Non in questa tornata. Marco Bestetti è uscito dalle grazie dell’inner circle berlusconiano. Con il passaggio di Mariastella Gelmini – sua madrina politica – ad Azione, Bestetti è stato escluso dalle liste elettorali. Di tutta risposta, il coordinatore nazionale di migliaia di giovani iscritti a Forza Italia aveva deciso di non partecipare alla campagna elettorale del partito, invitando altri esponenti del giovanile a fare lo stesso. La rottura è segnata e si rincorrono le voci di chi vede prossimo il suo addio a Forza Italia. «Conoscendo il presidente Berlusconi, escludo che possa apprendere dai giornali che il partito voglia sostituirmi al coordinamento dei giovani», afferma a Open. Eppure, il nome del suo possibile successore sarebbe già stato presentato al presidente di Forza Italia: Tullio Ferrante. Ne scrive il Fatto Quotidiano. Deputato alla prima legislatura, è amico intimo della compagna di Berlusconi, Marta Fascina. Ha aperto i profili social qualche settimana fa e su Instagram. Pubblicando una foto insieme a Fascina, ha scritto: «Da vent’anni su questi schermi. Insieme, sempre. Brother and sister». Ha 33 anni, una laurea con il massimo dei voti in Giurisprudenza alla Luiss presa quando di anni ne aveva 23 e, prima di salire alle cronache politiche, ha lavorato come avvocato nello studio Tonucci & Partners di Roma.

Se i giovani di Forza Italia non dovessero accettare l’investitura di Ferrante – diversi tra loro sono consiglieri di comuni importanti e amministratori locali -, potrebbero lasciare il partito, verso il Terzo polo. O in Fratelli d’Italia: in questi anni, raccontano i forzisti, ha saputo valorizzare i suoi giovani portandoli a essere classe dirigente.

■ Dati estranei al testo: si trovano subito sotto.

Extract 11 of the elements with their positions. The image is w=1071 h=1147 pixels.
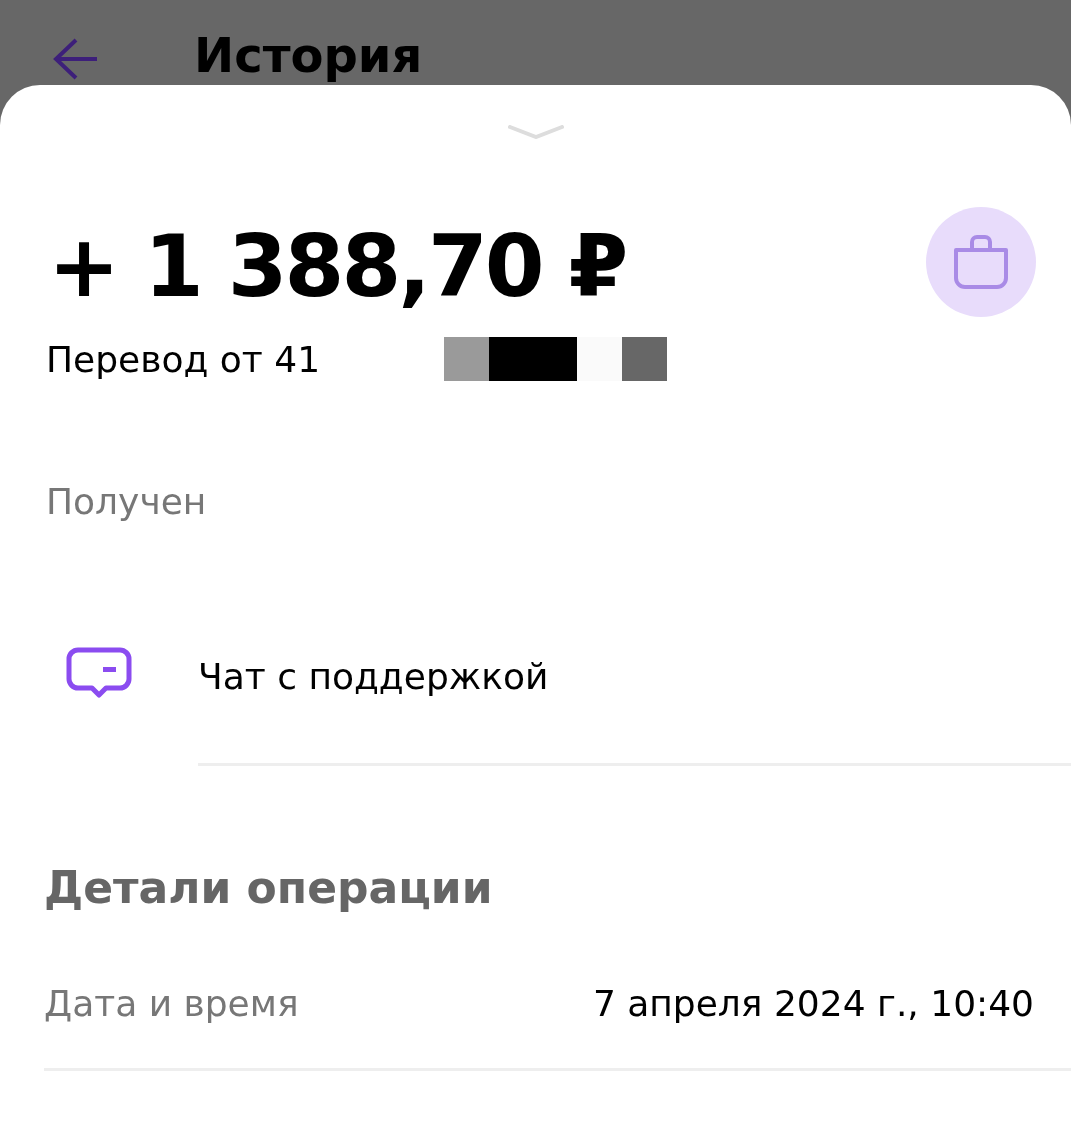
support-chat-item[interactable]: Чат с поддержкой — [0, 647, 1071, 705]
back-button[interactable] — [52, 38, 98, 80]
back-arrow-icon — [52, 38, 98, 80]
shopping-bag-icon — [952, 234, 1010, 290]
detail-value: 7 апреля 2024 г., 10:40 — [592, 983, 1034, 1024]
transfer-source: Перевод от 41 — [46, 338, 322, 380]
amount: + 1 388,70 ₽ — [48, 223, 626, 309]
section-title: Детали операции — [43, 862, 494, 913]
collapse-chevron-icon[interactable] — [507, 125, 564, 139]
detail-label: Дата и время — [44, 983, 299, 1024]
status-text: Получен — [45, 481, 208, 522]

Caos su caos: oltre alle pretese delle correnti, tiene banco la “questione meridionale”. Il Sud rivendica posti nel sottogoverno dopo essere stato mortificato nella scelta dei ministri, con siciliani e campani sul piede di guerra. Anche la Lega ha un problema di territori che si sentono sottorappresentati. La “lombardocrazia” della Lega al governo – cinque ministri su cinque sono lombardi – ha fatto arrivare a alle orecchie di Matteo Salvini proteste dagli altri territori, Veneto e Piemonte su tutti. Andrea Paganella, uno degli emissari del segretario nelle trattative per il sottogoverno, non ne fa mistero. Occorre dare almeno un sottosegretario alla Sicilia, uno alla Basilicata, uno alla Toscana, uno all’Umbria e così via. Procedendo così, si esauriscono in un attimo le caselle disponibili per il Carroccio.

Dovrebbero essere otto i sottosegretari leghisti. Stesso numero per Forza italia. Partito dove, in questa fase convulsa, c’è un senatore che sembra aver superato tutti gli altri in quanto a strategia. Lotito, a Palazzo Madama, si muove più agilmente di chi fa politica da decenni. Con Tajani già discute delle presidenze di commissione, ruolo fondamentale per i lavori parlamentari e che fa gola dal punto di vista economico. Ministri e sottosegretari non prendono maggiorazioni di stipendio, ma continuano a guadagnare quanto i parlamentari. I presidenti di commissione no: ricevono circa mille euro di emolumenti in più rispetto al netto mensile di un parlamentare semplice. E non è da sottovalutare anche la possibilità di assumere staff e dare lavoro a tutti coloro i quali sono rimasti fuori dai giochi del 25 settembre. Con il taglio dei parlamentari, non sono certo pochi gli uomini di partito che, adesso, stanno attendendo sull’uscio delle commissioni.